Methods: This prospective randomized patient- and examiner-masked study comprised 106 eyes of 53 patients with bilateral age-related cataract. Each patient had cataract surgery in both eyes and received an AR40 IOL in 1 eye and an AR40e IOL in the other eye. Postoperative examinations were at 1 week, 2 and 6 months, and 1 year. Digital slitlamp and digital retroillumination images of each eye were taken. The amount of PCO was assessed subjectively at the slitlamp and objectively using automated image-analysis software.
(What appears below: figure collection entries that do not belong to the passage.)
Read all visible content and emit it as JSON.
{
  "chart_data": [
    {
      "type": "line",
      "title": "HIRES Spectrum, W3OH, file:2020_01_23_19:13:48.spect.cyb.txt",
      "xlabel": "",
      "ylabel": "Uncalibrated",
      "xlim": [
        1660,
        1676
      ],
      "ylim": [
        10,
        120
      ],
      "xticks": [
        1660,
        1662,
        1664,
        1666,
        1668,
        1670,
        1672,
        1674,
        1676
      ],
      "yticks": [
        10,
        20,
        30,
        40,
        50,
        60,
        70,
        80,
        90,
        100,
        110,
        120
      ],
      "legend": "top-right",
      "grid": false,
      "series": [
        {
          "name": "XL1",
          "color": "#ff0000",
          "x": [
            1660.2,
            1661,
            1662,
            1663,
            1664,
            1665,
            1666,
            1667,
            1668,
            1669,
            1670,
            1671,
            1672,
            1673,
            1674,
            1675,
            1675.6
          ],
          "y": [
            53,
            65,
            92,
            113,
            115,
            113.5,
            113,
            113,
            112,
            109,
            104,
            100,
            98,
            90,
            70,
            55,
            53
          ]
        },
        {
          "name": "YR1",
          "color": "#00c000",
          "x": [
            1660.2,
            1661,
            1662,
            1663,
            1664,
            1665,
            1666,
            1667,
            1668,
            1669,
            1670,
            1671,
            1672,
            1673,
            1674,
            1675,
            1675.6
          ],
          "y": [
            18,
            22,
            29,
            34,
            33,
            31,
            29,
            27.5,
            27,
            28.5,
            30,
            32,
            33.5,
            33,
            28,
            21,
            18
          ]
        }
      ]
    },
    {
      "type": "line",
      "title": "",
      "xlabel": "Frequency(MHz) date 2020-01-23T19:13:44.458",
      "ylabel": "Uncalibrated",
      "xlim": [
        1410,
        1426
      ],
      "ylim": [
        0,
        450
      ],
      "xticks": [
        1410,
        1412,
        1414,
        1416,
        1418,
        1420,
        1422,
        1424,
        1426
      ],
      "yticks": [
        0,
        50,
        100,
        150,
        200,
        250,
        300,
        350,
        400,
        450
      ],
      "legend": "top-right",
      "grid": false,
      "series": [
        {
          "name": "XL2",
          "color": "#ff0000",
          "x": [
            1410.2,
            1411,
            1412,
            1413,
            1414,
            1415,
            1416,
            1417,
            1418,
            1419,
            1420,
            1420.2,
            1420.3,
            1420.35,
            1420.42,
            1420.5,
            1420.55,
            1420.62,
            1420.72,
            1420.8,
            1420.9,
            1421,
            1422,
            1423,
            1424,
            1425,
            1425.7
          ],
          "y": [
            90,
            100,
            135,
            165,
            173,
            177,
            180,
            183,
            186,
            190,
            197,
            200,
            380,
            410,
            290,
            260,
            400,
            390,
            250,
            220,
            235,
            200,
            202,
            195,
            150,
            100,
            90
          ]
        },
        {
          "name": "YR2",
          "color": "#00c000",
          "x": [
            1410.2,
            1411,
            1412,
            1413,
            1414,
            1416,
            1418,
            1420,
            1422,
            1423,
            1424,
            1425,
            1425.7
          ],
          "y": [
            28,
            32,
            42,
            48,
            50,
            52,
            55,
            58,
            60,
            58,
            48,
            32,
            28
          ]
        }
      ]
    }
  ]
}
Results: The AR40e group had significantly less regeneratory and fibrotic PCO 1 year after surgery. The mean automated image-analysis software PCO score (scale 0 to 10) was 2.19 in the AR40 group and 1.10 in the AR40e group (P <.001). The AR40e group had less peripheral fibrotic PCO. There was no significant difference in patient-reported edge glare between the 2 IOL groups.
Conclusions: The sharp-edged design of the Sensar OptiEdge AR40e IOL led to significantly less PCO than the round-edged AR40 IOL 1 year postoperatively.